Рассказ Веры начался с ее ответа на вопрос Ли: откуда в семье взялись деньги на такое капитальное мероприятие, как переезд всей семьи на Украину. Оказалось, что у отца была очень дорогая сабля с серебряной рукоятью в ножнах, разукрашенных золотом и драгоценными камнями (так запомнилось Вере). Саблю эту он получил в награду за особые заслуги перед отечеством (второй наградой за эти же заслуги было принятие Муси в заведение святой Нины). Вот за эту саблю один важный грузин взял на себя все расходы и организацию их переезда.

На вполне естественный вопрос Ли о том, что это были за «заслуги», Вера отвечала, что они были связаны с событиями, происходившими еще до ее рождения, но по рассказу матери она знает, что в те времена к ее отцу, когда тот был верийским околоточным, иногда захаживал очень уважительный молодой грузин в неизменном длинном черном пальто и фетровой шляпе. Отца, человека в те годы далеко не старого, он почему-то ласково именовал «дедушкой Ефимом». При встречах они обычно подолгу беседовали, потихоньку попивая «маджарку», и однажды «дедушка Ефим» по его просьбе сообщил по начальству о готовящемся в Баку заговоре. Сведения подтвердились, преступников арестовали, «дедушка Ефим» был награжден и повышен в чине, а потом, опять-таки с разрешения своего молодого приятеля раскрыл перед начальством имя своего осведомителя, фигура которого оказалась столь значительной, что в дальнейшем до старого служаки доходили лишь отрывочные сведения о негласном и тайном продвижении его протеже к вершинам политического сыска.
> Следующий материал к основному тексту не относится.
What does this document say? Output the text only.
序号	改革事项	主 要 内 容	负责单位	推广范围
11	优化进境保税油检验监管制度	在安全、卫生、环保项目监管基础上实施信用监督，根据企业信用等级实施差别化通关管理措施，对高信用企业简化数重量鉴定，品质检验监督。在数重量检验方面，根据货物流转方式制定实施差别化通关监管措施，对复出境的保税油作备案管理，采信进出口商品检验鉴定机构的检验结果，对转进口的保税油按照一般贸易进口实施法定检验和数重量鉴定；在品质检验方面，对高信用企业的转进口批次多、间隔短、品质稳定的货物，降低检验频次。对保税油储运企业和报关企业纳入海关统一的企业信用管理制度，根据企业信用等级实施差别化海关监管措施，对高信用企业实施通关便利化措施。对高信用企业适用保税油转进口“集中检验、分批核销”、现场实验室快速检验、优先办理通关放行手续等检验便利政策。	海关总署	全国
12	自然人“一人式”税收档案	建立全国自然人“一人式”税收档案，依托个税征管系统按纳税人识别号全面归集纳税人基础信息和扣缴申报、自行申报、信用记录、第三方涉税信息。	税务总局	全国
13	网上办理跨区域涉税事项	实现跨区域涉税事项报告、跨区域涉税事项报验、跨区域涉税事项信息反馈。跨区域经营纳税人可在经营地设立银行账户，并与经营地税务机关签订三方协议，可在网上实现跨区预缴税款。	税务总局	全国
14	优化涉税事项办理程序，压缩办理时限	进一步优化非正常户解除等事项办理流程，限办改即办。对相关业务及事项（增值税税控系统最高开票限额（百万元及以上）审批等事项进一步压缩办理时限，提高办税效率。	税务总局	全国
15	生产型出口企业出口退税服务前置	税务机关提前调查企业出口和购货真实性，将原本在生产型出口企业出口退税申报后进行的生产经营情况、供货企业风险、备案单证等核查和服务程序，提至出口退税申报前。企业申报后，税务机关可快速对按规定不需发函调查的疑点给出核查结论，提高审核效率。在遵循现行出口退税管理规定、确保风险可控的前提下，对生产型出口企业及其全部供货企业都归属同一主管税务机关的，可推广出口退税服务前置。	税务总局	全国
А потом, когда мир «дедушки Ефима» был разрушен «до основанья», физиономия «скромного и уважительного молодого грузина», оказавшего серьезные услуги охранительному начальству, вдруг стала появляться в газетах, принадлежащих «нашему новому миру». Взгляд у «дедушки Ефима» был цепкий, профессиональный, да и «молодой грузин» почти не изменился за десять-пятнадцать лет, прошедших со дня их последней личной встречи.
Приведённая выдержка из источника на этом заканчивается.